By Paul Kiefer
In the two years since the start of the COVID-19 pandemic, gun violence in Seattle has both surged and transformed. While the number of gun homicides fell from 2020 to 2021, both the number of people shot and the number of shots fired rose by roughly 40 percent. One of the key drivers of that increase, Interim Seattle Police Chief Adrian Diaz told the city council’s public safety committee last week, was an uptick in shootings at encampments.
Over the past two years, gun violence at encampments across the city escalated dramatically. In January 2020, only 6.5 percent of the city’s shootings took place in encampments; by December 2021, at least a quarter of Seattle’s shootings were in encampments. Police reports about encampment shootings cite drug deals gone wrong, personal disputes or unpaid debts as inciting incidents, but Diaz did not identify any broader reason why violence in encampments is on the rise.
While Seattle’s efforts to reduce gun violence have historically relied on outreach to young people in gangs, City Councilmember Andrew Lewis, who chairs the council’s committee on housing and homelessness, now argues that the city should think of moving people from encampments to shelters as an essential part of reducing gun violence. “There’s something about unsanctioned encampments—they attract gun violence,” he said. People living in encampments may carry guns to protect themselves, Lewis noted, and people involved in low-level survival crimes often can’t turn to police or courts to resolve disputes.
“When people are inside and having their needs met, we just don’t see the kinds of violence we see when they are dealing with the insecurities of living in an encampment.” —Seattle City Councilmember Andrew Lewis
In an email to PubliCola on Wednesday, Diaz added that he has no plans to redirect his department’s gun violence prevention resources to focus on encampments.
In Lewis’ view, while shelters are not the only solution to rising gun violence, they seem to have helped curtail it. As examples, he pointed to the city’s tiny house villages, run by the Low-Income Housing Institute, and the hotel-based shelters run by JustCARE, a collaboration between counseling, outreach and diversion providers that serves people with serious behavioral health challenges. So far, he said, there have been no shootings at any JustCARE shelter or tiny house villages.
“When people are inside and having their needs met,” Lewis said, “we just don’t see the kinds of violence we see when they are dealing with the insecurities of living in an encampment.”

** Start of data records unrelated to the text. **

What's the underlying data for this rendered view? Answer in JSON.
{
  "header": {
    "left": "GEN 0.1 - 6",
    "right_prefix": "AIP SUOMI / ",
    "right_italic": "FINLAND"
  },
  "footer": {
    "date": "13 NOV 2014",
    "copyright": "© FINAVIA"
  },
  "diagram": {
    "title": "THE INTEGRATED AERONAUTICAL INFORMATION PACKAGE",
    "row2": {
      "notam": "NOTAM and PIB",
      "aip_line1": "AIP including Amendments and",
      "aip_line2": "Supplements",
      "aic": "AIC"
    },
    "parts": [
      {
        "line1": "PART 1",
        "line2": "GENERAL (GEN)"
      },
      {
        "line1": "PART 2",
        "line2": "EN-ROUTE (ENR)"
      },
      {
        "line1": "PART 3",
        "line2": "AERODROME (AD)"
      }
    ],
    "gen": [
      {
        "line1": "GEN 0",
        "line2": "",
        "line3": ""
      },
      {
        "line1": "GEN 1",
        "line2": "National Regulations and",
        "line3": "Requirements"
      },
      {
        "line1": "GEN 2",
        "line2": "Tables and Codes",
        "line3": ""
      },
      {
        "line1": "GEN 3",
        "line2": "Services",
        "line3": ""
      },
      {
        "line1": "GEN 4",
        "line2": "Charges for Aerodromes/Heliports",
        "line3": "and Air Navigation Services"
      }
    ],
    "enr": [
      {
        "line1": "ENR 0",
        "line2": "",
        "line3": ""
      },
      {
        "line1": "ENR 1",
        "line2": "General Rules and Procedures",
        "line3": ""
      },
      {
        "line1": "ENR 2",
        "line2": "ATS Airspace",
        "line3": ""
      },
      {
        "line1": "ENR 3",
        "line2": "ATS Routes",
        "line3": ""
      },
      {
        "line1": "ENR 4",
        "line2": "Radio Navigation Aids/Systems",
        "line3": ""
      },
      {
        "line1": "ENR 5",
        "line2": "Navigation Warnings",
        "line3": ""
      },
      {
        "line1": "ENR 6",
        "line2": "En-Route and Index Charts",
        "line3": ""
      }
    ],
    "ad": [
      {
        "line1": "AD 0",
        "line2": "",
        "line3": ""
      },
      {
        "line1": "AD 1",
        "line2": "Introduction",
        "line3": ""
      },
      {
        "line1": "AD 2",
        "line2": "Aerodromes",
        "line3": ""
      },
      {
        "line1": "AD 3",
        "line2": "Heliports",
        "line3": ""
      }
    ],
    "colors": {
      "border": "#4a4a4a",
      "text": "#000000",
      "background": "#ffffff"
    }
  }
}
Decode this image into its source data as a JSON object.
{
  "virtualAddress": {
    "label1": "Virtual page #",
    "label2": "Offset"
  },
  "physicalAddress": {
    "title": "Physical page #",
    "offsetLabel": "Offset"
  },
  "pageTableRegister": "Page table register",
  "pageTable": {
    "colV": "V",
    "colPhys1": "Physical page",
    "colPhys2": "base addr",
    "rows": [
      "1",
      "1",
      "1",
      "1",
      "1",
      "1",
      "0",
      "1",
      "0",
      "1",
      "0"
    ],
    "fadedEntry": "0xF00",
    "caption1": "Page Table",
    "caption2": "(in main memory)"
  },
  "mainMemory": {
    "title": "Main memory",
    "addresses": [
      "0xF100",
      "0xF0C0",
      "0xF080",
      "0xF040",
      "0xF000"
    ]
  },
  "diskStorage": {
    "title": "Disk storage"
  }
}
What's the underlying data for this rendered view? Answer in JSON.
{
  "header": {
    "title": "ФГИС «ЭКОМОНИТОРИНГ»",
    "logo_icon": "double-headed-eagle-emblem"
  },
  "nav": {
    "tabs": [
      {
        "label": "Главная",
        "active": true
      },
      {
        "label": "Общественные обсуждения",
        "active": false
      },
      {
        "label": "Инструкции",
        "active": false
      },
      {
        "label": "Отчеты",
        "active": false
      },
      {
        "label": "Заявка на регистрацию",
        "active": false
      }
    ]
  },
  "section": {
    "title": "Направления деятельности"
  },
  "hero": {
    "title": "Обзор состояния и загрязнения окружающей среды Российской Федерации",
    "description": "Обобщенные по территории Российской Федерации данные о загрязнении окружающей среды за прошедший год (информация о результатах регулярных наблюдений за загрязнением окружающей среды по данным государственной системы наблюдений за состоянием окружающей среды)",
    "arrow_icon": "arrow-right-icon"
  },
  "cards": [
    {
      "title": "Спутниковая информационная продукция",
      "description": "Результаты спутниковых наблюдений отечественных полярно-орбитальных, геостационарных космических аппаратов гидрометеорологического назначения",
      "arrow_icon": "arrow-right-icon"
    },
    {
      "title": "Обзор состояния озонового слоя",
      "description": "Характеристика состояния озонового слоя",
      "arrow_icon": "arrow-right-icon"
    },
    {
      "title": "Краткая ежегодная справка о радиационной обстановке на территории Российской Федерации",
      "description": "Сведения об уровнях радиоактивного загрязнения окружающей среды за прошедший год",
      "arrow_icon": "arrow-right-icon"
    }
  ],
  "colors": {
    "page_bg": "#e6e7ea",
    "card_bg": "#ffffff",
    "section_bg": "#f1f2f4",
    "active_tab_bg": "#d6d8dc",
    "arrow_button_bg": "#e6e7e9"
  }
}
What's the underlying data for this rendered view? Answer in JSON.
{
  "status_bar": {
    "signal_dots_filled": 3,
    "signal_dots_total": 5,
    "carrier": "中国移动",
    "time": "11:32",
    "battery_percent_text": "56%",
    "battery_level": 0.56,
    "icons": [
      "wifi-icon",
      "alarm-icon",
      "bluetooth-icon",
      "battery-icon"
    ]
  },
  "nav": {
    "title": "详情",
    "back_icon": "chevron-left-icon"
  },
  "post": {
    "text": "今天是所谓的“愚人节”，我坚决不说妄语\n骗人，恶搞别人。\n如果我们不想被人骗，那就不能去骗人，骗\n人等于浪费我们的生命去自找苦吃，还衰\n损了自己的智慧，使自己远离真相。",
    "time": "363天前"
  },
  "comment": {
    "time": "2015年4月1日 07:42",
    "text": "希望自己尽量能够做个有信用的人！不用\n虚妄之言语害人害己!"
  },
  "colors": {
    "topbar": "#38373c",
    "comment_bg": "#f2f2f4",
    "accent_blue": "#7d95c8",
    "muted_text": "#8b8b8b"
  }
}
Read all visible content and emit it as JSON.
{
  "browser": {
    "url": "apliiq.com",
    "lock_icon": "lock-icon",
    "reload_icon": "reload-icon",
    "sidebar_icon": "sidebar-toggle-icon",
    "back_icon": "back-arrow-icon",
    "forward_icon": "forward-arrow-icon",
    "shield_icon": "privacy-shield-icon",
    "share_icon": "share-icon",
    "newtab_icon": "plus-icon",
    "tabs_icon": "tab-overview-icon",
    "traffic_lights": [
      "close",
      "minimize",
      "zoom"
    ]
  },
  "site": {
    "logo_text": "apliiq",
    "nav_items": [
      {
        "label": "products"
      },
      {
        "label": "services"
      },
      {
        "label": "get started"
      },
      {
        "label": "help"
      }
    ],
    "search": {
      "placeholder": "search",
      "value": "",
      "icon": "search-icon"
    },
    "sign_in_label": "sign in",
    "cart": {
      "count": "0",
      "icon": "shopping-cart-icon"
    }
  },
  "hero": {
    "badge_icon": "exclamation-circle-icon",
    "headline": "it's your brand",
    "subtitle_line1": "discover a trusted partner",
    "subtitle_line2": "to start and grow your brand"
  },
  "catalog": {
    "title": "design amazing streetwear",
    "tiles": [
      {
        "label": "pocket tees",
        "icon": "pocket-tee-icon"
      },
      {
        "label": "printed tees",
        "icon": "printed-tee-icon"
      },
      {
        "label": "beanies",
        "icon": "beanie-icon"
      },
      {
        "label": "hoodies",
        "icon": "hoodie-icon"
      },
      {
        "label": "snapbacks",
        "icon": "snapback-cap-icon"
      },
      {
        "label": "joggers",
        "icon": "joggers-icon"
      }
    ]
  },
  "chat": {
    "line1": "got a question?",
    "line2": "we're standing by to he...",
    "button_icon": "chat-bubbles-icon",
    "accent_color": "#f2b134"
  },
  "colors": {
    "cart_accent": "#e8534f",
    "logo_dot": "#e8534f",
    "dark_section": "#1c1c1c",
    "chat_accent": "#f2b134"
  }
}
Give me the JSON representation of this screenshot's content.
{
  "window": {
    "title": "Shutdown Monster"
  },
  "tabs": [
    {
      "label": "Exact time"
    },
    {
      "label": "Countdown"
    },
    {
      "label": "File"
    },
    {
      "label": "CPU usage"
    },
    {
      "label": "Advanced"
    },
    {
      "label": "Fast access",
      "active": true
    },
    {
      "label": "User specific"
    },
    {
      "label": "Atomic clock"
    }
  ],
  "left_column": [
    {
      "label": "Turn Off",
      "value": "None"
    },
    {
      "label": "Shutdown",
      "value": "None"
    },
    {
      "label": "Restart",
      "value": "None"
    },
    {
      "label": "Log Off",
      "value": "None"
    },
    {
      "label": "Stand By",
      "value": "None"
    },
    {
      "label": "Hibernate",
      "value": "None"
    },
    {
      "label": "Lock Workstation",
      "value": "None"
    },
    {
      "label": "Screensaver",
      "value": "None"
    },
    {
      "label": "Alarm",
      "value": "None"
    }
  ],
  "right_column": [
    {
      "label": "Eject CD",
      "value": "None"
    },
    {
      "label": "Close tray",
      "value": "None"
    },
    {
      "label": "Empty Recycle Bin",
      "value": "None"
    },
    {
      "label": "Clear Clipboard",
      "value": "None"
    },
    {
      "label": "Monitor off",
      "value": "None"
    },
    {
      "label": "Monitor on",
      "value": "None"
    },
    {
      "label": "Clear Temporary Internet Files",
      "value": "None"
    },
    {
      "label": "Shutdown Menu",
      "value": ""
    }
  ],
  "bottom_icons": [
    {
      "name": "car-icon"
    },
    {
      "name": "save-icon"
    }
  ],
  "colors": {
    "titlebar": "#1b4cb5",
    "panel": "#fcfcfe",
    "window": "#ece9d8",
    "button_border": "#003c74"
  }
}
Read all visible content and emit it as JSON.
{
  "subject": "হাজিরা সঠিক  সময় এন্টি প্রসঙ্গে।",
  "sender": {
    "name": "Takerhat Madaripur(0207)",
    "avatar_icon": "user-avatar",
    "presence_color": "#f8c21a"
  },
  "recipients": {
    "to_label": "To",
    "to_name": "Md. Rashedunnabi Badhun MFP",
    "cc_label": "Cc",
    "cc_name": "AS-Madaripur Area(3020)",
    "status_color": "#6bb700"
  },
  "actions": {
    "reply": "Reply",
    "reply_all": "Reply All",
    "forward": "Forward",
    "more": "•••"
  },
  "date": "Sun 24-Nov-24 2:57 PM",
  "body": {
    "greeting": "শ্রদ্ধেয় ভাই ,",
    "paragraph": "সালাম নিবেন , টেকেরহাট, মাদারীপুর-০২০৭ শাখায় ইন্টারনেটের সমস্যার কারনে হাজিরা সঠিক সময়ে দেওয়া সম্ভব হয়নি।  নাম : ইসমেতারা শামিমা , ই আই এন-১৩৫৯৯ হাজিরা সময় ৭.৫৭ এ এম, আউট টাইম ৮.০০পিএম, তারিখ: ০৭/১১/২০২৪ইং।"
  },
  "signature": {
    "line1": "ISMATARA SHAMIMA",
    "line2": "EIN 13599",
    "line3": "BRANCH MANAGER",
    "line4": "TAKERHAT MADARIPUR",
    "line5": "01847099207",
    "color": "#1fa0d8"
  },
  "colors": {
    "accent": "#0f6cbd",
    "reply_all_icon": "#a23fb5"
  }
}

Although Lewis has championed both tiny houses and JustCARE, he says preserving JustCARE’s funding is more likely to reduce gun violence because the program exclusively serves people who’ve been involved in the criminal justice system. “Generally speaking, JustCARE clients have had opportunities to be a victim and, in some cases, a perpetrator of gun violence,” he said, “and the fact that they have developed a sheltering strategy that can mitigate that is incredibly valuable.”
In Lewis’ view, the council should start viewing JustCARE “more as a jail and violence mitigation program than as a shelter program. We can find a way to remove people who are vulnerable to being victims or perpetrators of violence from the street in a more sustainable way than putting them in jail.” JustCARE’s funding, which includes federal COVID relief dollars, is set to expire in June.
While Diaz agreed that shelters have been relatively safe, he told the council last week that SPD has responded to more calls from social workers who say they have been threatened with guns in the past year. Diaz framed his comments as a response to questions about safety in shelters, but he did not offer any examples of people being threatened inside either shelters or low-income housing. Instead, he pointed to a February 2021 incident in which a man shot at a staff member inside a Catholic Community Services administrative building in the Central District before fatally shooting himself.
Outreach workers caution that the root causes for the uptick in gun violence may require a more complex set of solutions than shelter alone.
“It’s true that people living in encampments are easy targets for predatory organized crime, like someone who needs a place to stash stolen merchandise, and that getting folks inside would make them less vulnerable,” said REACH Outreach Director Karen Salinas, who leads outreach for JustCARE. “But when we talk about who is committing gun violence and who is a victim of gun violence, we’re usually talking about two separate populations. We can make potential victims of gun violence safer by moving them indoors, but the behavior that leads someone to commit gun violence requires a kind of intensive intervention that shelter providers aren’t best-positioned to offer.”
Salinas added that some of the factors that lead to gun violence in encampments, especially outstanding debts, can follow people to shelters. “When people owe debts, that’s harder to mitigate,” she said. “When people go inside, their debts don’t necessarily disappear.” A more thorough response to gun violence, she said, would require a careful examination of why gun violence spiked in encampments during the pandemic and interventions that focus on perpetrators of gun violence specifically.
Lewis’ committee will discuss JustCARE’s future on Wednesday. Lewis plans to argue that the program’s role in reducing gun violence justifies its price tag—$7.3 million a year for 150 beds.